Write a Python function called *find_common_words* that takes two strings as input arguments and returns the sorted list of common words. The function should:
- separate words based on the presence of spaces (" ")
- remove punctuation characters, but keep apostrophes (use the `replace` method of strings)
- make no distinction between uppercase and lowercase letters.

For example,

    text1 = "And so he spoke, and so he spoke, that lord of Castamere, But now the rains weep o'er his hall, with no one there to hear."
    text2 = "No one sang the words, but Catelyn knew \"The Rains of Castamere\" when she heard it."
    find_common_words(text1,text2)
    
must return:

    ['but', 'castamere', 'no', 'of', 'one', 'rains', 'the']
    
Hints:
- Define a function to translate the text into words and apply it over both text1 and text2
- Be efficient in finding the common words

In [None]:
def set_of_words(s):
    for p in ".,!?:;-\"": # This requires explicitly indicating which characters should be removed
        s = s.replace(p, " ")
    return set(s.lower().split()) 
    # Notice that the 'set()' function removes possible duplicates in the list!
    # Also, calling 'split()' without parameters avoids generating the empty string ""

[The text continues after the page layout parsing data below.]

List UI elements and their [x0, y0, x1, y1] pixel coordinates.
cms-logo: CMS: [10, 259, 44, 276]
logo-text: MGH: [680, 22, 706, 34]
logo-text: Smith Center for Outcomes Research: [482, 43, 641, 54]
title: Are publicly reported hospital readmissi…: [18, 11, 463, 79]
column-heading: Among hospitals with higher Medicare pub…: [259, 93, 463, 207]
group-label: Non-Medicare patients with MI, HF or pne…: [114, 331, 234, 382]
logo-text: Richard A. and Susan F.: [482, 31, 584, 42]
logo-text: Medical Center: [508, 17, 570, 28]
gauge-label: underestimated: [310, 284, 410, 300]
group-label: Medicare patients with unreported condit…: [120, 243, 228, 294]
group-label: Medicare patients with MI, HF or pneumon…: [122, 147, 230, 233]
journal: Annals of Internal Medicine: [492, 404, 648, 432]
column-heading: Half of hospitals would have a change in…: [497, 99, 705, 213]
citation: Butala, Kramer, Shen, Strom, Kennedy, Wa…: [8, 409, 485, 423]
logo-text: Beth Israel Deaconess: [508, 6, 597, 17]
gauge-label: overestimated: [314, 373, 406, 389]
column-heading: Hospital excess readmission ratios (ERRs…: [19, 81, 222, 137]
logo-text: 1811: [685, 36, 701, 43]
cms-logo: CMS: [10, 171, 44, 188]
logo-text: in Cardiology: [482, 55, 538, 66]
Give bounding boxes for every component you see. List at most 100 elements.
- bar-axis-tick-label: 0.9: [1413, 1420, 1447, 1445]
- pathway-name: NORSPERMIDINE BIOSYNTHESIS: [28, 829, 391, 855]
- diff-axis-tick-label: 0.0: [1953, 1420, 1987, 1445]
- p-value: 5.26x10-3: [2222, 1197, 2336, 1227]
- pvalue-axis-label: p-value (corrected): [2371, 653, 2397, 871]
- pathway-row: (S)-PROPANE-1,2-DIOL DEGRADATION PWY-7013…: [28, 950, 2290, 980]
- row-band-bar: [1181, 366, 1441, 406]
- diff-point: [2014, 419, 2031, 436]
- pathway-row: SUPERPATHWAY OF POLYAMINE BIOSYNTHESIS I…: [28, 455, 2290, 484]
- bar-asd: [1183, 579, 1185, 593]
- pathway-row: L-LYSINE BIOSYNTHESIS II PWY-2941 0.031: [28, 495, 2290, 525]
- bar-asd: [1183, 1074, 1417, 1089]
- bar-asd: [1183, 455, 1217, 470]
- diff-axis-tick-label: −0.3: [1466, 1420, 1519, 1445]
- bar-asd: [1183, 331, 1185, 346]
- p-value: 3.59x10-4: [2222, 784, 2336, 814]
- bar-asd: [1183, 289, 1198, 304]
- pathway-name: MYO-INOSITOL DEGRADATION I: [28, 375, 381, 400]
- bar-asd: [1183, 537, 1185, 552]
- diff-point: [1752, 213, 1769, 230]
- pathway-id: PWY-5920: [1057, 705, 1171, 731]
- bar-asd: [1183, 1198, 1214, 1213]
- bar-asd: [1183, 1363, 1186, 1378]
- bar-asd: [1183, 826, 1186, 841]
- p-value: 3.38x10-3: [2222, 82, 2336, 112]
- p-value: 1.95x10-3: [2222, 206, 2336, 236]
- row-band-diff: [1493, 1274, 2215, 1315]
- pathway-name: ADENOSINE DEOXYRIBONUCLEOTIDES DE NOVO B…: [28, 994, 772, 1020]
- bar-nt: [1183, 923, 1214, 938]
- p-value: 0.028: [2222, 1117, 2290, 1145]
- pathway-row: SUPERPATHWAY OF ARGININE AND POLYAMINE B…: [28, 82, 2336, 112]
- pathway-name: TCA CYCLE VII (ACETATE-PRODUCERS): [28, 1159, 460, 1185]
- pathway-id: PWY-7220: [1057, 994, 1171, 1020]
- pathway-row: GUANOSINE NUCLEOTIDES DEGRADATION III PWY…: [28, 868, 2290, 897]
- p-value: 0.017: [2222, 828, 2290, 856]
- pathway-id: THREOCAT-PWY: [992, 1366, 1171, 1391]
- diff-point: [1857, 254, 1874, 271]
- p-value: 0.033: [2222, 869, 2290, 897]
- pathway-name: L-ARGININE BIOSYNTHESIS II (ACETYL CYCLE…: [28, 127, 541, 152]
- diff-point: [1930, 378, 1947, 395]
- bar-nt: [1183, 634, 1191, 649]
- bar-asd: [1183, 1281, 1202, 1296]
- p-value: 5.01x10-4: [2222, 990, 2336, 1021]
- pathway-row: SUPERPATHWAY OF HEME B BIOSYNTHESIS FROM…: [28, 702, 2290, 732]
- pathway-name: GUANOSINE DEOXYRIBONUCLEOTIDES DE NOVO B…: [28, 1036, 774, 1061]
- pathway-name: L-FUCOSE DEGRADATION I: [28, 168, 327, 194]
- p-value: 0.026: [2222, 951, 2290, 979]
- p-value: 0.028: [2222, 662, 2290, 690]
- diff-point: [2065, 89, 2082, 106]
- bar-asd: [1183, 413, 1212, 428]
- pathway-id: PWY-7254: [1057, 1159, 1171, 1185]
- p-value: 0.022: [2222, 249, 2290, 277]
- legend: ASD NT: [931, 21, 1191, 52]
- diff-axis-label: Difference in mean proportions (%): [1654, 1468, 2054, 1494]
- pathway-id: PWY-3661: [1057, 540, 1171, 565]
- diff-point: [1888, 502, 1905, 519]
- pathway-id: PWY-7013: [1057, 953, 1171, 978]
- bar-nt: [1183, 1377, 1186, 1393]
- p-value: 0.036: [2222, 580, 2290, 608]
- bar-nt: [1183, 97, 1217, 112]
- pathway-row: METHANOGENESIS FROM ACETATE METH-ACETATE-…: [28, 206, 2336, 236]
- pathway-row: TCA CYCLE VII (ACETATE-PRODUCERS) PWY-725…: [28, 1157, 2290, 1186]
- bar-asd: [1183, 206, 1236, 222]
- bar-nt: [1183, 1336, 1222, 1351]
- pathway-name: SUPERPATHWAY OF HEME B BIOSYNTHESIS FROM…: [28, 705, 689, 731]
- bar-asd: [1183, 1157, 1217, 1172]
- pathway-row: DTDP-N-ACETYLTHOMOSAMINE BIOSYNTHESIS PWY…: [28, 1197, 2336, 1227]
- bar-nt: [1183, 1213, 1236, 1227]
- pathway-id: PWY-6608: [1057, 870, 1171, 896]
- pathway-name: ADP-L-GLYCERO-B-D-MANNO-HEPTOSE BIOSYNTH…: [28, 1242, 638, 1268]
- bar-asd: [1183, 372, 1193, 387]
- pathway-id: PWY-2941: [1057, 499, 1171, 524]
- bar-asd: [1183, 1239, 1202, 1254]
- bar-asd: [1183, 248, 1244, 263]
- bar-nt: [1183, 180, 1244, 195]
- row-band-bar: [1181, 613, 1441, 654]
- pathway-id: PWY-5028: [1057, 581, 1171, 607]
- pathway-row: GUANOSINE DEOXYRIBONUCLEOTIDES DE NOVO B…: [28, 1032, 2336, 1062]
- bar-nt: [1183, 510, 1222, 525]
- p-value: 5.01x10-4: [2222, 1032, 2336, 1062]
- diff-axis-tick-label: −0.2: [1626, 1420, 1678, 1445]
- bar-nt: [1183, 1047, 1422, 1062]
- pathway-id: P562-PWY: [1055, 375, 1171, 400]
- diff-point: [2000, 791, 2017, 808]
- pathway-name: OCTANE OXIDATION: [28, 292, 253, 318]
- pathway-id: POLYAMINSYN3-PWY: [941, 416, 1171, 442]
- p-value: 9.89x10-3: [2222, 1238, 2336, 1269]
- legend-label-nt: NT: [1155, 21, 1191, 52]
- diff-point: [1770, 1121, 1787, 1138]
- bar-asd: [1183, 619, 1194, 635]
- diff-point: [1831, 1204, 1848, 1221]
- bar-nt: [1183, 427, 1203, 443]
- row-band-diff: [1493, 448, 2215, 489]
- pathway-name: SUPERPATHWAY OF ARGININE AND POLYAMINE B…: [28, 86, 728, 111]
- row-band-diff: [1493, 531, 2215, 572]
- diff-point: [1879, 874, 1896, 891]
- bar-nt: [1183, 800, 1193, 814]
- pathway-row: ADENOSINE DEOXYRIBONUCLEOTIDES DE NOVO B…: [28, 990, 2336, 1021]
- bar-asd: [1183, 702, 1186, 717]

def find_common_words(s1, s2):
    return sorted(set_of_words(s1) & set_of_words(s2))

In [None]:
def set_of_words(s):
    s = s.lower()
    for c in s:
        if not c.isalpha() and c!="'": # This clears any non-character (except apostrophes)
            s = s.replace(c," ")
    
    return set(s.split()) 

def find_common_words(s1, s2):
    return sorted(set_of_words(s1) & set_of_words(s2))

In [None]:
text1 = "And so he spoke, and so he spoke, that lord of Castamere, But now the rains weep o'er his hall, with no one there to hear."
text2 = "No one sang the words, but Catelyn knew \"The Rains of Castamere\" when she heard it."
find_common_words(text1,text2)